Kiffen hat Konjunktur: Von Lahr aus entwickelt Hanf-Pionier Tobias Pietsch ein Franchise-Netzwerk für Cannabis-Konsumenten. 20 neue Outlets sollen in den nächsten Monaten eröffnen – denn es geht um einen Milliardenmarkt.
Wer im Laden von Tobias Pietsch nach einer Tüte fragt, wird meist schief angeschaut. Aus Umweltgründen natürlich. Aber auch andersrum. Denn Joints verkaufen: Das ist in Deutschland auch nach der Cannabis-Legalisierung noch immer verboten. Dafür aber gibt es bei Hanfnah von Inhaber Tobias Pietsch, 40, so ziemlich alles, was Kiffer sonst so brauchen: Feuerzeuge und Blättchen, ein breites CBD-Sortiment, Lebensmittel, Klamotten, Merch und alles für den Hanf-Gärtner. Vom Indoor-Gewächshaus über High-Tech-Lampen und Anzuchterde bis hin zu Cannabis-Samen mit drei Böhnchen für bis zu 150 Euro. Ein bisschen sieht’s hier aus wie im Gartencenter.

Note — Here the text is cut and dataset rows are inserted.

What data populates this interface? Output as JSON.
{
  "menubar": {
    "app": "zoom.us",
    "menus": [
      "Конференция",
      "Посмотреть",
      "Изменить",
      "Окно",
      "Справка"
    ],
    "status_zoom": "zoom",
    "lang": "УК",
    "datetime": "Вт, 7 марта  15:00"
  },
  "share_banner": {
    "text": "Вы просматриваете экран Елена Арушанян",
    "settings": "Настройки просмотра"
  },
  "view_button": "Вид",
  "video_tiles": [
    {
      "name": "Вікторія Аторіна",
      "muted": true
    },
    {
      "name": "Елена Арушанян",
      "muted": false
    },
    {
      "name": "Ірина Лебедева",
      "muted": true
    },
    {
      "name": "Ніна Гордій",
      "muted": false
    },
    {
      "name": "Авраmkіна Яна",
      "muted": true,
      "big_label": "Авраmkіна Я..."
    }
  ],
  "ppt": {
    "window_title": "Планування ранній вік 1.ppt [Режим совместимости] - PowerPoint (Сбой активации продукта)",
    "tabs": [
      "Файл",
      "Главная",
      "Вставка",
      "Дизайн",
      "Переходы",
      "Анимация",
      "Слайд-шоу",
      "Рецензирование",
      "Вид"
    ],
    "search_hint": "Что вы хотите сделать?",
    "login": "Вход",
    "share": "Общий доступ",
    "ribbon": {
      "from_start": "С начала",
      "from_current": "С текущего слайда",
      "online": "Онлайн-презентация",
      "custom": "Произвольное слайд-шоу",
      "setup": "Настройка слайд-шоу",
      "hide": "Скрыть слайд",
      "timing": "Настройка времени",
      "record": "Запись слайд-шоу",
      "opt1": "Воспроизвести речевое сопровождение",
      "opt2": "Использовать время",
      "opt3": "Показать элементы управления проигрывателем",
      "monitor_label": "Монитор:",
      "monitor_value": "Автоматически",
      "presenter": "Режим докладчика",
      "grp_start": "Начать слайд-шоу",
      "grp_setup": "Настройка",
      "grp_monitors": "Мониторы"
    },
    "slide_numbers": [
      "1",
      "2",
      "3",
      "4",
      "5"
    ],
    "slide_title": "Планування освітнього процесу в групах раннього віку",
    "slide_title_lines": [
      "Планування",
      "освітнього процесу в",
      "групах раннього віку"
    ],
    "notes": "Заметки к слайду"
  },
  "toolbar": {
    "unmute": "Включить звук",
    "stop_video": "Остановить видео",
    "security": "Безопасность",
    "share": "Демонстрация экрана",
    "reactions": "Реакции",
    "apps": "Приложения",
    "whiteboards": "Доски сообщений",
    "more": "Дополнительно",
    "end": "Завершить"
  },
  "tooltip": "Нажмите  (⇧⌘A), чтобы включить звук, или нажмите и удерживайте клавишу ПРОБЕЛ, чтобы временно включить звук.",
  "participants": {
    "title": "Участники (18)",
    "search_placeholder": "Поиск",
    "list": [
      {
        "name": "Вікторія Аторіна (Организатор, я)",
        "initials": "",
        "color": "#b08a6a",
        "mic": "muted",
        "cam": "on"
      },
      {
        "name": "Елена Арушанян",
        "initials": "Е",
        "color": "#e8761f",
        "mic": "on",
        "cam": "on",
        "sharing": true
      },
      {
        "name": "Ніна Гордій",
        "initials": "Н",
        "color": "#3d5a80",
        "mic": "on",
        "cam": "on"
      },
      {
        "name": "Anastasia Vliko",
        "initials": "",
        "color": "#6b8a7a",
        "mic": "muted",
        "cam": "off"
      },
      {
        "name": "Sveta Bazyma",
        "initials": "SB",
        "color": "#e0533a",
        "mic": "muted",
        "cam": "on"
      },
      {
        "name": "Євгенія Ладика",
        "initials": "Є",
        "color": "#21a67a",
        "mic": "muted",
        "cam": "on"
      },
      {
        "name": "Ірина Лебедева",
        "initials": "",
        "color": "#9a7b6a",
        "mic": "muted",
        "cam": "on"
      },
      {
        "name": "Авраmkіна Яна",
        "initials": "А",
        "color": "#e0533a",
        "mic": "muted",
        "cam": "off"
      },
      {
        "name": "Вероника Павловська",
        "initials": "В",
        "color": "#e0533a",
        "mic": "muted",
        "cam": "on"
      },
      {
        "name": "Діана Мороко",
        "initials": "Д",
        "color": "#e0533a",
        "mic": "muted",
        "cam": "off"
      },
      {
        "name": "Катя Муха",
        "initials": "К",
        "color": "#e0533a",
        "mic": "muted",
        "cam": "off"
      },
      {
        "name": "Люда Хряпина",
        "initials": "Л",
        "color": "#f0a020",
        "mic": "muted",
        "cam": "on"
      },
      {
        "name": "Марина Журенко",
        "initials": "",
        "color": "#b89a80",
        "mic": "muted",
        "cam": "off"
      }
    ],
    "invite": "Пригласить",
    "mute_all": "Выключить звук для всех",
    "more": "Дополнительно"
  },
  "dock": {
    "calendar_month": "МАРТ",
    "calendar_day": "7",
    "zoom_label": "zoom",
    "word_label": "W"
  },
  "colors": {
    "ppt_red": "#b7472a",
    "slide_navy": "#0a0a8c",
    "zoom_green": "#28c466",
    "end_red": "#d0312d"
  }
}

Früher war hier die Erwachsenenabteilung einer großen Videothek, heute bastelt in den Räumen Tobias Pietsch an Joint Ventures für die Zukunft. Denn Kiffen hat Konjunktur. Zwischen zwei und zehn Millionen mehr oder weniger regelmäßige Konsumenten gibt es nach Schätzungen aus der Branche, und seit dem Ende der Prohibition werden es mehr. „Die Ü-50-Generation steigt ein“, beobachtet Pietsch. Menschen, die in den 1970er-Jahren mal gezogen haben, die Angst hatten vor der Polizei: Jetzt stehen sie auf der Matte. Und damit ist ein Milliarden-Markt entstanden, denn viele Cannabis-Konsumenten geben im Jahr eine vierstellige Summe für ihren Lifestyle aus. Damit wäre man bei deutlich mehr als den 970 Millionen Euro, die es laut der offiziellen CAGR-Studie derzeit sind. Zur Einordnung: In den USA, wo das Rauschgift THC längst nicht in allen Bundesstaaten legalisiert ist, wurden mit Cannabis-Produkten zuletzt mehr als drei Milliarden Euro umgesetzt – im Monat!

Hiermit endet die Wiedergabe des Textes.